The American Trucking Association (ATA) is the largest trade association for the U.S. trucking industry, representing over 37,000 members who are trucking associations from various states, as well as other industry leaders. Today, the ATA threw down the gauntlet in a fight that promises to be big, claiming that the federal government used faulty numbers when it designed the new regulations for hours-of-service (HOS)(read the full FMCSA proposal as provided in the Federal Register here).
In today’s press release, the ATA states in part (go here to read the full text):
“Policy changes must be based on sound research and data, not pressure or politics,” [Dave] Osiecki, ATA’s senior vice president of policy and regulatory affairs, told FMCSA officials, “and their benefits must outweigh the costs,” he said. “The proposed HOS changes do not pass the test on any of these principles.” …
In an attempt to justify one component of its proposal, FMCSA leans on a study of just 12 people conducted at an in-residence laboratory and released just weeks before the agency’s proposal. The study itself recommends “validation of the study findings . . . in a real-world field study,” Osiecki said.
FMCSA, Osiecki said, also “relies on a completely different, less sophisticated method” in its regulatory impact analysis than it had in the past in order to calculate the costs and dubious benefits of the proposed changes.
“In doing so, it arrives at much lower costs and much greater benefits than it found for a similar policy change just two years ago,” he said. “Since the safety benefits of the Dec. 29 proposal alone do not outweigh the costs, FMCSA’s analysis stands or falls on suggested driver health benefits.”
FMCSA’s analysis, Osiecki said, relies on creative “hypothetical benefits” resulting from increased sleep, despite the fact the agency’s research has found drivers sleep between six and seven hours a night already, a level that is “within the normal sleep range determined by the very research relied on by FMCSA.”

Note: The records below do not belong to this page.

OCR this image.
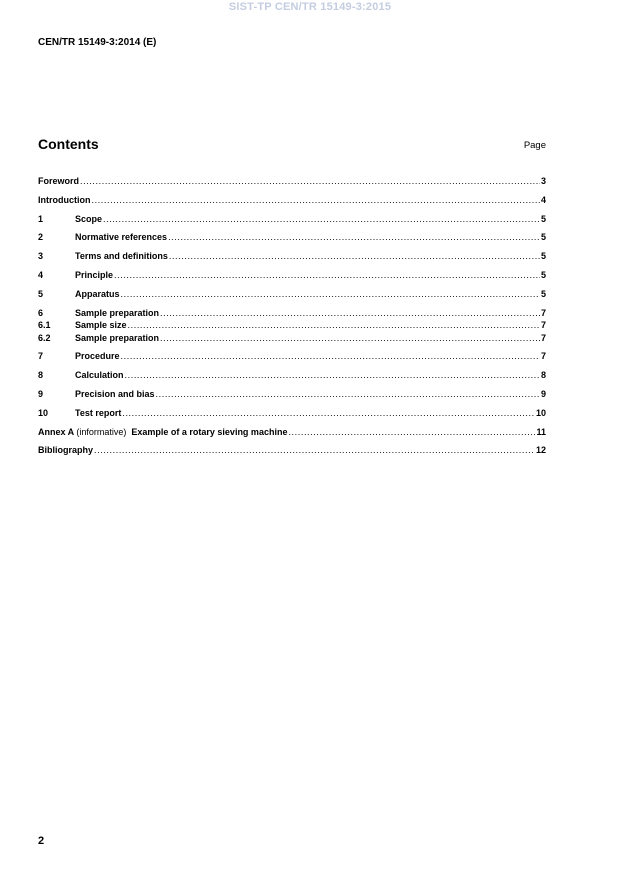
SIST-TP CEN/TR 15149-3:2015
CEN/TR 15149-3:2014 (E)
Contents	Page
Foreword .....	3
Introduction .....	4
1	Scope .....	5
2	Normative references .....	5
3	Terms and definitions .....	5
4	Principle .....	5
5	Apparatus .....	5
6	Sample preparation .....	7
6.1	Sample size .....	7
6.2	Sample preparation .....	7
7	Procedure .....	7
8	Calculation .....	8
9	Precision and bias .....	9
10	Test report .....	10
Annex A (informative) Example of a rotary sieving machine .....	11
Bibliography .....	12
2
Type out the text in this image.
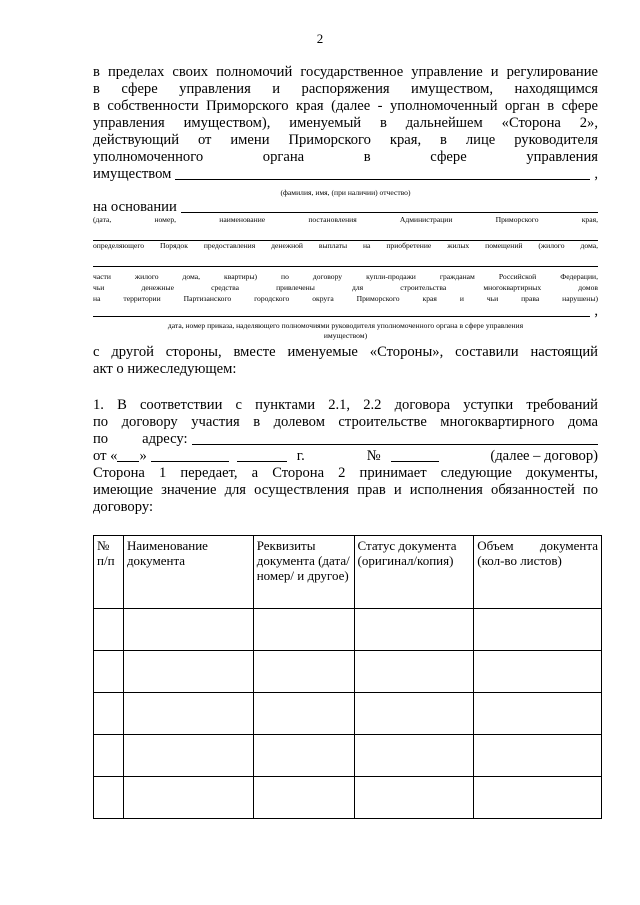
2
в пределах своих полномочий государственное управление и регулирование
в сфере управления и распоряжения имуществом, находящимся
в собственности Приморского края (далее - уполномоченный орган в сфере
управления имуществом), именуемый в дальнейшем «Сторона 2»,
действующий от имени Приморского края, в лице руководителя
уполномоченного органа в сфере управления
имуществом	,
(фамилия, имя, (при наличии) отчество)
на основании
(дата, номер, наименование постановления Администрации Приморского края,
определяющего Порядок предоставления денежной выплаты на приобретение жилых помещений (жилого дома,
части жилого дома, квартиры) по договору купли-продажи гражданам Российской Федерации,
чьи денежные средства привлечены для строительства многоквартирных домов
на территории Партизанского городского округа Приморского края и чьи права нарушены)
,
дата, номер приказа, наделяющего полномочиями руководителя уполномоченного органа в сфере управления
имуществом)
с другой стороны, вместе именуемые «Стороны», составили настоящий
акт о нижеследующем:
1. В соответствии с пунктами 2.1, 2.2 договора уступки требований
по договору участия в долевом строительстве многоквартирного дома
по адресу:
от « »	г.	№	(далее – договор)
Сторона 1 передает, а Сторона 2 принимает следующие документы,
имеющие значение для осуществления прав и исполнения обязанностей по
договору:
№ п/п	Наименование документа	Реквизиты документа (дата/номер/ и другое)	Статус документа (оригинал/копия)	Объем документа (кол-во листов)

“If there’s no harm in that sleep range, there’s no benefit in that range,” Osiecki said. “FMCSA overlooked this conclusion and proposed almost $700 million in annual health benefits,” on the premise that drivers will get more sleep, be healthier and live longer lives, the monetized value of which will offset the tremendous economic and productivity costs….
ATA is demanding (their words, “…respectfully requesting…”) that the Federal Motor Carrier Safety Administration take its new HOS proposal off the table — withdraw it — and go back to the HOS regulations that everyone has been following since the early 2000s.